In 2019 Boat Bike Tours started a journey to become carbon-neutral by 2021. Here’s the story so far – as told by our sustainability coordinator Margriet Lakeman.

At an annual meeting in October 2019, we were brainstorming how to make our tours more sustainable with tour leaders, skippers and office staff. Ideas were noted down on a big sheet of paper:

  • Avoid food waste
  • No disposable plastic on board
  • Reuse cycling maps
  • Slower sailing

More suggestions were made until a skipper grumbled, “What’s the point? We did this last year.” I reluctantly agreed he was right. In one year we hadn’t gone beyond choosing paper or plastic for the packed lunches on our tours.

Good intentions

We’ve had green intentions for a while. In 2018 we collaborated with sustainable tourism consultancy Sea Going Green on a pilot program. With three of our ships we investigated and determined the average carbon footprint per guest per tour. We also investigated changes with a group of green-minded skippers and tour leaders.

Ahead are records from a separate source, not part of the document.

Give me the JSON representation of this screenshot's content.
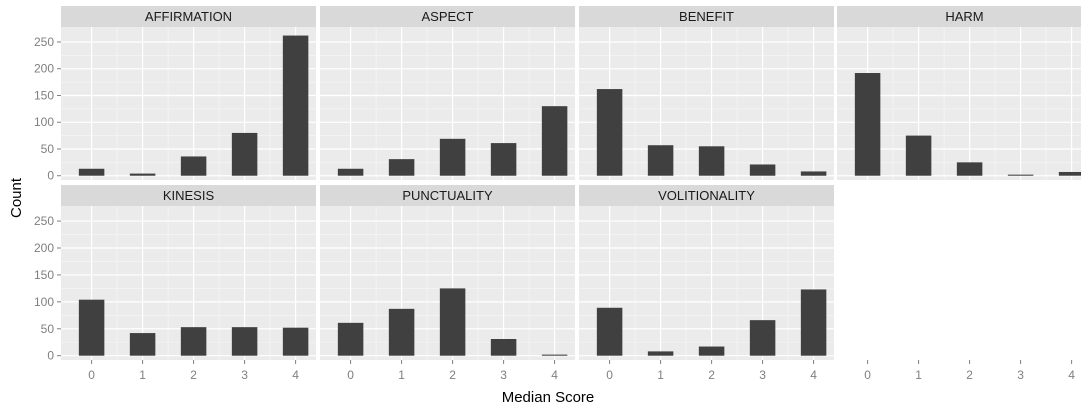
{
  "chart_data": {
    "type": "bar",
    "layout": "facet-grid",
    "xlabel": "Median Score",
    "ylabel": "Count",
    "x_ticks": [
      0,
      1,
      2,
      3,
      4
    ],
    "y_ticks": [
      0,
      50,
      100,
      150,
      200,
      250
    ],
    "ylim": [
      -8,
      278
    ],
    "xlim": [
      -0.6,
      4.4
    ],
    "grid": true,
    "panels": [
      {
        "name": "AFFIRMATION",
        "x": [
          0,
          1,
          2,
          3,
          4
        ],
        "values": [
          13,
          4,
          36,
          80,
          262
        ]
      },
      {
        "name": "ASPECT",
        "x": [
          0,
          1,
          2,
          3,
          4
        ],
        "values": [
          13,
          31,
          69,
          61,
          130
        ]
      },
      {
        "name": "BENEFIT",
        "x": [
          0,
          1,
          2,
          3,
          4
        ],
        "values": [
          162,
          57,
          55,
          21,
          8
        ]
      },
      {
        "name": "HARM",
        "x": [
          0,
          1,
          2,
          3,
          4
        ],
        "values": [
          192,
          75,
          25,
          2,
          7
        ]
      },
      {
        "name": "KINESIS",
        "x": [
          0,
          1,
          2,
          3,
          4
        ],
        "values": [
          104,
          42,
          53,
          53,
          52
        ]
      },
      {
        "name": "PUNCTUALITY",
        "x": [
          0,
          1,
          2,
          3,
          4
        ],
        "values": [
          61,
          87,
          125,
          31,
          2
        ]
      },
      {
        "name": "VOLITIONALITY",
        "x": [
          0,
          1,
          2,
          3,
          4
        ],
        "values": [
          89,
          8,
          17,
          66,
          123
        ]
      }
    ]
  },
  "colors": {
    "bar": "#404040",
    "panel_bg": "#ebebeb",
    "strip_bg": "#d9d9d9",
    "grid_major": "#ffffff",
    "grid_minor": "#f4f4f4",
    "tick_text": "#7f7f7f"
  }
}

Unfortunately, our daily workloads didn’t leave much time to act on our good intentions. So one day I decided a change of tack was necessary. Restless in my marketing role, I approached Laurens (owner of Boat Bike Tours) to ask if I could focus fully on making the company more sustainable. He agreed immediately! He had decided that we would become 100% climate neutral by 2021. I was going to be busy!

Measuring is knowing

At the end of 2019, we did a baseline measurement of the Boat Bike Tours fleet with Sea Going Green. Each ship owner received a questionnaire about onboard consumption of fuel, electricity, drinking water, glass, paper, plastic, laundry, waste produced and more.

I also spoke with each ship owner to hear how they felt about sustainability. It was great to learn about a ship that could run almost entirely on solar cells; or that a water-saving shower head can reduce consumption by 40%. On some boats disposable plastic was already at a minimum, while other skippers were now seeing what they could change.

These conversations were sometimes tricky – some skippers saw sustainability as a marketing gimmick, or thought we were getting lost in research. “We have to start somewhere,” was always my answer.

Overcoming challenges

After one very difficult conversation, I sighed to my sister that this was no easy task. “You should be happy with the criticism, it’ll keep you on your toes” she replied. And it does! By February 2020, I’d visited all ships and the completed questionnaires could be analyzed by Sea Going Green.

This step was also a challenge, as there were plenty of information gaps or unclear answers about ship parts, engines and generators. This revealed that our measuring system still needs refinement – an ongoing process which will improve each year as we run it.

Greening the office

We also wanted to know the footprint of our office in Amsterdam North, so besides measuring gas, water and electricity consumption, I calculated how many cartridges, printouts, office supplies and even bottles of dish soap we use annually.  Other initiatives included setting up recycling bins, meeting with experts and skippers to learn about HVO biofuel as a ship fuel alternative, and planting an olive tree in front of the office as a symbol of greening.

A change that made me quite (un)popular was when I pointed out that flying to Austria for a team-building weekend wasn’t wise if we’re serious about sustainability. We ended up taking the train to Maastricht instead, which earnt me some ungrateful glares. That taught me another lesson: making changes means making choices, and if I’m the one pushing the change then I can’t let reactions get me down. So now I walk around the office with a big smile and a “Let’s go Green” T-shirt. Luckily many colleagues are very supportive, like our product manager Jossie Verkerk.

Unexpected situation

At the start of every year we attend ITB Berlin, the world’s leading travel fair, to present our new tours and ships. This year we also planned to announce our 2021 carbon neutral goal and I was looking forward to the response.

We also had a pre-season meetup planned in February for all skippers, tour leaders and staff. Besides the usual first aid and puncture-fixing workshops, I’d invited Li An Phoa, founder of Drinkable Rivers, to speak. A woman with a mission, she works to reconnect people with rivers and to strive for a world with drinkable waterways. Her cause fits so beautifully with Boat Bike Tours, where our tours cruise rivers every day.

And then… the coronavirus struck. The ITB trade fair was cancelled, our pre-season meeting was cancelled and the whole tour season was postponed. Of course. Now, a couple of months later, we are adapting to this strange new situation. But even with the impact of the coronavirus all round us, we still haven’t lost sight of our green goals. We are still continuing with our carbon neutral 2021 plans – including a biofuel pilot and CO2 compensation program.

For the moment, other issues need attention, but we look forward to the time when it’s safe to welcome our guests again, and to share a greener travel approach together.